The number of women’s hockey teams will increase from eight to 10 in 2022, but the overall number of athletes is expected to be fewer than the 2,933 in PyeongChang. The International Olympic Committee said athlete quotas will decrease in some sports, but no events have been contracted. Alpine skiing’s super combined events are still under review as to whether they will remain in the Olympic program.

The IOC said the Winter Olympics will have its highest-ever gender balance in 2022, rising from 41 percent female athletes to more than 45 percent.

The IOC had a “long discussion” about adding a women’s event in Nordic combined, the only sport without a women’s event in the Winter Games, IOC sports director Kit McConnell said.

“Nordic combined, and women’s in particular, still need to be developed further in terms of universality [the number of countries with Olympic-level athletes], in terms of the level of the athletes,” McConnell said.

The IOC also weighed whether to add a four-woman bobsled event rather than women’s monobobsled. The Games have two-man and two-woman events and a four-man event.

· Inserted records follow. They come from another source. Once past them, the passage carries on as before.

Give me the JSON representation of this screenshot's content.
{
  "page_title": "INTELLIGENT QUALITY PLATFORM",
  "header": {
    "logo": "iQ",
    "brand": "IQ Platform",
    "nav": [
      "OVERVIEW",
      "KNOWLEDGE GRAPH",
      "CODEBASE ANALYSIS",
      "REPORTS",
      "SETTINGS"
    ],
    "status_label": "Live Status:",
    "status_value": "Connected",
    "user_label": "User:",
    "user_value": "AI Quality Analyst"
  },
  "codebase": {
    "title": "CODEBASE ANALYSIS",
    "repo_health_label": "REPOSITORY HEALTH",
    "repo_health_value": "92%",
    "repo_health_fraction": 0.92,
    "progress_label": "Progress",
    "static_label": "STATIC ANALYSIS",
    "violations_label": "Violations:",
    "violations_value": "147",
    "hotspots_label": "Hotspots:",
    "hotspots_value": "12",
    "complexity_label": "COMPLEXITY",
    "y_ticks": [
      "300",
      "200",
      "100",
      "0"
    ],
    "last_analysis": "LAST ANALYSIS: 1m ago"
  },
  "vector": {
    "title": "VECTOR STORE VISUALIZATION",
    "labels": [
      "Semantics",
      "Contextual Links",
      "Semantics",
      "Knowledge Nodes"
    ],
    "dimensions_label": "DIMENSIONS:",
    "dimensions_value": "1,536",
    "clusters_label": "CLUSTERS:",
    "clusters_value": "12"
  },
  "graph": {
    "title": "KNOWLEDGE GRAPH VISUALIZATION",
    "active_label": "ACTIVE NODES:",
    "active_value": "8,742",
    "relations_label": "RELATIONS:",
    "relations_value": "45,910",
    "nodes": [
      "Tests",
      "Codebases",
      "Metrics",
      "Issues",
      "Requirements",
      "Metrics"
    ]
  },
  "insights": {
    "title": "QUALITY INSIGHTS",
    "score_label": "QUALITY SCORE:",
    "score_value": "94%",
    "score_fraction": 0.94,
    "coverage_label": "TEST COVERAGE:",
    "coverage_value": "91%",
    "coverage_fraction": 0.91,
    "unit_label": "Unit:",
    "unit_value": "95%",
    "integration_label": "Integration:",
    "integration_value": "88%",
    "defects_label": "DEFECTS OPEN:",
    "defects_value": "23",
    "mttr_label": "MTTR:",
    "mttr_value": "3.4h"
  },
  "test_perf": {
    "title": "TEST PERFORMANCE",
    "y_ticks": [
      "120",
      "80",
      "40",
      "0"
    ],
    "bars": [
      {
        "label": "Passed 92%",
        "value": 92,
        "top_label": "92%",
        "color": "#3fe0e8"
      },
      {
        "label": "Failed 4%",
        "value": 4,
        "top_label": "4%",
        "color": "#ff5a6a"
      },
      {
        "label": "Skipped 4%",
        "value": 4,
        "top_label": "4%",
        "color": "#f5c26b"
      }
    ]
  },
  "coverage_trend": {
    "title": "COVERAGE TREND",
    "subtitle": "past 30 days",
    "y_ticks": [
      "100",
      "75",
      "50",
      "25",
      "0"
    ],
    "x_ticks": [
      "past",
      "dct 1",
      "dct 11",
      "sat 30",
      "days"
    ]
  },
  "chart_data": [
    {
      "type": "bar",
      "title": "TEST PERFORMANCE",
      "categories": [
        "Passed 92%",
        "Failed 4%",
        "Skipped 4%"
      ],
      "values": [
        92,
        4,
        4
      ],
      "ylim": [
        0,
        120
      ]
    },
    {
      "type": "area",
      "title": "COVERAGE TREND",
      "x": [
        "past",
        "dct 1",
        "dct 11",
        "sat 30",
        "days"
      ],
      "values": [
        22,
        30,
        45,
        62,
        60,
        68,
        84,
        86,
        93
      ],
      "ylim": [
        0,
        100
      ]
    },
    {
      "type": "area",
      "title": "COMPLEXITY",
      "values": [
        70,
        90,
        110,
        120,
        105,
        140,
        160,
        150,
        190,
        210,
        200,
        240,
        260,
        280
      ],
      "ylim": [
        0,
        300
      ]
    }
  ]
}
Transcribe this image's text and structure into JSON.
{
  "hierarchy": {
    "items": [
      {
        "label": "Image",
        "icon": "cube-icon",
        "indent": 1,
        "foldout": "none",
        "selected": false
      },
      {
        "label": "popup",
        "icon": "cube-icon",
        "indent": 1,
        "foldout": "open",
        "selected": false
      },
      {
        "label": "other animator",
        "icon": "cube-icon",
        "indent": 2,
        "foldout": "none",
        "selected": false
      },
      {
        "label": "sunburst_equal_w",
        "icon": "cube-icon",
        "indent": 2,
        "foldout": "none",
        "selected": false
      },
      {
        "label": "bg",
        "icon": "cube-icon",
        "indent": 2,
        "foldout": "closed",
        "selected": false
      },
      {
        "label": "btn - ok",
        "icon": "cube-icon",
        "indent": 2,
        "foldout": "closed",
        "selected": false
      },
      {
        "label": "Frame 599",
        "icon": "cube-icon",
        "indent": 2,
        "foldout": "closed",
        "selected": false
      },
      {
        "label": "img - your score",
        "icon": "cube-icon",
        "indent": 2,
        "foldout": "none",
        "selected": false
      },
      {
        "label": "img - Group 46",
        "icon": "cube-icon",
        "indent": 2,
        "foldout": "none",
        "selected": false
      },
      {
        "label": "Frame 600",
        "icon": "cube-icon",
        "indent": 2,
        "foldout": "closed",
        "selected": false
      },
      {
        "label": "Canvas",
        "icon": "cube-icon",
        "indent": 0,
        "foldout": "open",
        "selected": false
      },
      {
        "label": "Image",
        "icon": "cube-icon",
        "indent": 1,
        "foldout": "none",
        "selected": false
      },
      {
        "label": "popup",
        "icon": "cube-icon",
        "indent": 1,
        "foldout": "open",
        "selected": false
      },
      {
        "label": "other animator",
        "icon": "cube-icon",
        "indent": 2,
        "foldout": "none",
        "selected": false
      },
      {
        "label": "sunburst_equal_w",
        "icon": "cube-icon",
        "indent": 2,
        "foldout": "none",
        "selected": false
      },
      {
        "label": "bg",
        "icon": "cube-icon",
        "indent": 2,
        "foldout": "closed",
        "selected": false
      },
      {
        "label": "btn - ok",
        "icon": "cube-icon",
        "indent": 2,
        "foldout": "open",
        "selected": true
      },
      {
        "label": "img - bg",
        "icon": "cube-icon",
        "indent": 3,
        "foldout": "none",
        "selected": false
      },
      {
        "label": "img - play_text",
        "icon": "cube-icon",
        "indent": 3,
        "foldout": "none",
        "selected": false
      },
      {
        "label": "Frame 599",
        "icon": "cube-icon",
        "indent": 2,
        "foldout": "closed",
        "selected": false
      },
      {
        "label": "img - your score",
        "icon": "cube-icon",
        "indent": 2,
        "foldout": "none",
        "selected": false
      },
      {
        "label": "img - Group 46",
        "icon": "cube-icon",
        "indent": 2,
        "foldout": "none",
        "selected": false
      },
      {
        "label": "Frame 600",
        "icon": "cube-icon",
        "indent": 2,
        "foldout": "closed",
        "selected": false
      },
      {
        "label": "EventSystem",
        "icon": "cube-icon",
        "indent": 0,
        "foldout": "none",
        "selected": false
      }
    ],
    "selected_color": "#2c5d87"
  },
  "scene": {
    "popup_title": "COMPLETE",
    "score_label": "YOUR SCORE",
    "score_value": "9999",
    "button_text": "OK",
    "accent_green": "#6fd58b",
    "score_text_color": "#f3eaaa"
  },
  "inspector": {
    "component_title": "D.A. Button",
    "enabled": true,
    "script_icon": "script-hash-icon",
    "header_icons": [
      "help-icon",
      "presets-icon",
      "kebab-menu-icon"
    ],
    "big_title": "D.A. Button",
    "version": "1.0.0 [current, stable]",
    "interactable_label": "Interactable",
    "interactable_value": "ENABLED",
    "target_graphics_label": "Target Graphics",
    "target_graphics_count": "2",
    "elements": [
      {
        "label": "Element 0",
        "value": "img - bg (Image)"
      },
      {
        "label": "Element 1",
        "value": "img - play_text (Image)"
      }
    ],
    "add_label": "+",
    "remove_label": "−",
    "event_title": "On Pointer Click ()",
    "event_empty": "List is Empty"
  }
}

McConnell said the International Bobsled and Skeleton Federation was “very supportive” of monobob, in part because it is already on the Youth Olympic program.

“Woman’s four-man bob costs three or four times of monobob,” McConnell said. “We felt there would be more universality in the women’s monobob. We really didn’t see more than a handful of countries really developing women’s four-man programs because of the costs involved.”

Beijing will mark the third straight Winter Olympics to add mixed-gender events. In 2014, mixed relays in biathlon and luge debuted, as well as the figure skating team event. In PyeongChang, a mixed Alpine skiing team event and mixed doubles curling debuted.